Но Нина продолжала пронзительно скрипеть:
— Не слишком ли много условий, чтобы вам понравиться? Что-то тут не в порядке.
— Ну хватит, тут дети, — сказал Николай Владимирович.
— Ничего, ничего, нам интересно, — прозвучал грудной голос семнадцатилетней Вики, дочери полковника инженерной службы Андрея Андреевича Спелова, минут десять назад побежавшего на станцию встречать жену. — Правда, нам интересно, Вадик?
Вадик Шальнов снял очки, стиснул зубы и побледнел. Нина Владимировна внесла кастрюлю с вареной картошкой. У Лисянских кормили просто и добротно.
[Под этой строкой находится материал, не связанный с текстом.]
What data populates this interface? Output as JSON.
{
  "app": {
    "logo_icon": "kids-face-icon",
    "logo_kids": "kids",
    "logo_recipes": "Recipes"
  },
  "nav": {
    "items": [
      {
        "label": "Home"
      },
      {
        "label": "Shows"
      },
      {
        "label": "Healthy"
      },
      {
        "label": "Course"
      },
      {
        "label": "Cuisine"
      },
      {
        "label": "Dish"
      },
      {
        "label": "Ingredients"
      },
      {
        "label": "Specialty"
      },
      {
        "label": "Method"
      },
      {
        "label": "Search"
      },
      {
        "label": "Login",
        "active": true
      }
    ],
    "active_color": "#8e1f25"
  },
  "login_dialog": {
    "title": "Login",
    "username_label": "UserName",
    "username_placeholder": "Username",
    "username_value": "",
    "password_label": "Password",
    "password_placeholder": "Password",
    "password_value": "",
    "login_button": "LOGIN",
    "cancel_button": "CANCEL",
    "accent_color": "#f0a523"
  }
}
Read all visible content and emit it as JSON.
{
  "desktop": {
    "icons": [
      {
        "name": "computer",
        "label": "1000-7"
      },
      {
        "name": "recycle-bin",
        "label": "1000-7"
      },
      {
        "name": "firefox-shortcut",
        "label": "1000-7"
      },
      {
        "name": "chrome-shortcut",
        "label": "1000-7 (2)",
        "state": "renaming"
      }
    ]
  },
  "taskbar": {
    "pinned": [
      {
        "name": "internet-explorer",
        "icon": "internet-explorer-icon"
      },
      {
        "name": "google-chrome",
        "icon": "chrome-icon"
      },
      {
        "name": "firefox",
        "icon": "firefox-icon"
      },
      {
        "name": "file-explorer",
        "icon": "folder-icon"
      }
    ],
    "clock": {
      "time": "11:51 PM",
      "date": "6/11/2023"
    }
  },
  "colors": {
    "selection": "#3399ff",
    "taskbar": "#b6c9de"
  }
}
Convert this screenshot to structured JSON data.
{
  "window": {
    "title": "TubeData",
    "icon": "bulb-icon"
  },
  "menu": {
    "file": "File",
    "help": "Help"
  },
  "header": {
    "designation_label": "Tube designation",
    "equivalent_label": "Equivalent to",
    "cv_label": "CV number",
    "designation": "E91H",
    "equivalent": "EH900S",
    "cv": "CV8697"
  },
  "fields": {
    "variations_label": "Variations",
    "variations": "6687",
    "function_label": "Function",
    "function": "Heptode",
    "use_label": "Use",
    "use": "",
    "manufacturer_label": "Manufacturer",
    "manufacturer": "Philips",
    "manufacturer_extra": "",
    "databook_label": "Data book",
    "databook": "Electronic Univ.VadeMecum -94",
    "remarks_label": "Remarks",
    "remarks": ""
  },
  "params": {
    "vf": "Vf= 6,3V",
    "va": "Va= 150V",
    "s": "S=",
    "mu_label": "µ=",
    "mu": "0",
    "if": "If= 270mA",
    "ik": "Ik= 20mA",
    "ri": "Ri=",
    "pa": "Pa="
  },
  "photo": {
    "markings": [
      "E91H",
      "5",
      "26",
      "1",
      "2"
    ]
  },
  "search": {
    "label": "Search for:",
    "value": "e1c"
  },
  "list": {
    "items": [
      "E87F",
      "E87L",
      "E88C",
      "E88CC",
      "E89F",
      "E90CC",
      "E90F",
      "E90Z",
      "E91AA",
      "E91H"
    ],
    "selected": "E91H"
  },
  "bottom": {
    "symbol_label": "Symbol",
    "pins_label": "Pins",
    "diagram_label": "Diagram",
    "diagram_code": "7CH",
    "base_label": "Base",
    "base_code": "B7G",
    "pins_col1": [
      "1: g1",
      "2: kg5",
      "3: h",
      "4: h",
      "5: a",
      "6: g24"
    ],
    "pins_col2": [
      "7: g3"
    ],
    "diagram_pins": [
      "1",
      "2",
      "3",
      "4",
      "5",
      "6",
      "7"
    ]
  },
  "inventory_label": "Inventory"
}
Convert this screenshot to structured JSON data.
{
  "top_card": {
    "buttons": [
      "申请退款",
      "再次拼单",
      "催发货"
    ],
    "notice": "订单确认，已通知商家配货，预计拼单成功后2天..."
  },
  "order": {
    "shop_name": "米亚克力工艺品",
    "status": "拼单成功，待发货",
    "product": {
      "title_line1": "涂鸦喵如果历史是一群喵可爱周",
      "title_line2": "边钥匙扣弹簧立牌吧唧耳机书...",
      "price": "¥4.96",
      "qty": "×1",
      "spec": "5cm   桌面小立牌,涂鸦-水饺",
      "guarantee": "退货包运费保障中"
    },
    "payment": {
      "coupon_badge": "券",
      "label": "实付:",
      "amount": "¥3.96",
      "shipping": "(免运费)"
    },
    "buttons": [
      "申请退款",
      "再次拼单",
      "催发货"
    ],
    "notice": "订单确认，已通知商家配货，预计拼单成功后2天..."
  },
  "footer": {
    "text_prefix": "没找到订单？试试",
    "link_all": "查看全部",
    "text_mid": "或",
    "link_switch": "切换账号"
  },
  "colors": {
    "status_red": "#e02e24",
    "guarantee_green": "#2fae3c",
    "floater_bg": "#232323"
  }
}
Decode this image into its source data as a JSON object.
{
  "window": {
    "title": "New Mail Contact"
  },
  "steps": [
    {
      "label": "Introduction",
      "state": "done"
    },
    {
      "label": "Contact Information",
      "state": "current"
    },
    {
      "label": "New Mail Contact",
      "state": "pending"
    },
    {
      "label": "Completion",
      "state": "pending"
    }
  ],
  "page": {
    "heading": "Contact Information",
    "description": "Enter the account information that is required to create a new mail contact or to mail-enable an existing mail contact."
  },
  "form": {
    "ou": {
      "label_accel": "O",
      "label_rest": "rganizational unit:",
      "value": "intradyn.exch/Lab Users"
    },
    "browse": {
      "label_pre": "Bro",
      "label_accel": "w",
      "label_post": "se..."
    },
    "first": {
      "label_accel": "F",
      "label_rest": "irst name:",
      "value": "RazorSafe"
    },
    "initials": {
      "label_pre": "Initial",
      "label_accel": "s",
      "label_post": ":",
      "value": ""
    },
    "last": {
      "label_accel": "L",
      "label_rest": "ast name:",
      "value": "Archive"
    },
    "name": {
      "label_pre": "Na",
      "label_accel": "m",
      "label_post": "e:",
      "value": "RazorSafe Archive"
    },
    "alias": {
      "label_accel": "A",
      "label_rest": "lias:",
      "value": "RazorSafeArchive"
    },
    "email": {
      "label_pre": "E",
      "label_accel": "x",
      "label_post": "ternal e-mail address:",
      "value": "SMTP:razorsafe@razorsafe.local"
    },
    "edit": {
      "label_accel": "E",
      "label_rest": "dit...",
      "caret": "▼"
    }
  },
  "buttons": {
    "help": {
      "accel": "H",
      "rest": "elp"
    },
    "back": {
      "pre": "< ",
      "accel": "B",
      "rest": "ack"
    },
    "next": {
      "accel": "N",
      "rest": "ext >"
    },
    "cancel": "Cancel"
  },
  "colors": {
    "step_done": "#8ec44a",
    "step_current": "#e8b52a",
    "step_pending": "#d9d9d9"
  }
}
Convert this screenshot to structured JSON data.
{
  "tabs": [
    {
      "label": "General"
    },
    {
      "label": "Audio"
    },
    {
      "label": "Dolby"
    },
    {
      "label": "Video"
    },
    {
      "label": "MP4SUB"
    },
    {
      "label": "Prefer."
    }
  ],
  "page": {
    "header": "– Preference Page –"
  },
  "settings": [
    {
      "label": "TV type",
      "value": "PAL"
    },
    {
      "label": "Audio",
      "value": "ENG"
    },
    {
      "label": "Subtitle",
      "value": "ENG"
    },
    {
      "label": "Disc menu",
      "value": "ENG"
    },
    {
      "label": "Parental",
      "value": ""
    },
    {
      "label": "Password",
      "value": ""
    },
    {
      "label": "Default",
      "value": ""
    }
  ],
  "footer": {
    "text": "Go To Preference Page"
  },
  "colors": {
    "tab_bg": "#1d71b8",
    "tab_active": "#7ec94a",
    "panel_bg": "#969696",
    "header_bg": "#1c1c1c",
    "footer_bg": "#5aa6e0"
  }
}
— Человек должен бегать. Бег запрограммирован в нем, как во всяком живом существе. Это одно из естественных состояний, — говорила она, шмякая на тарелки желтые дымящиеся бомбочки. — Тот, кто только лежит, сидит и ходит, перестает быть природным существом. Отсюда и болезни, и хандра, и все прочее. И это, Марк Семенович, одинаково относится и к самцам, и к самкам.
— Да надо просто форму держать, — мелодично пропела красавица Римма и подвела раскрытые ладони под собственный бюст, показывая, как надо держать форму. — Чтобы живот не висел, чтобы жиры не тряслись как студень.
— Как врач и как мужчина, я тебе скажу, Риммочка, с полной ответственностью: всякий орган от упражнения растет, а не уменьшается. Никто еще не худел от бега. От бега только потели. А чтобы похудеть, надо, миленькая, хлебца не есть, от этой картошечки, которую ты пожираешь, отказаться.
— За всеобщее похудение! — поднялся с рюмкой в руке коротенький стокилограммовый Драгомир Пенальтич, поэт сербского происхождения.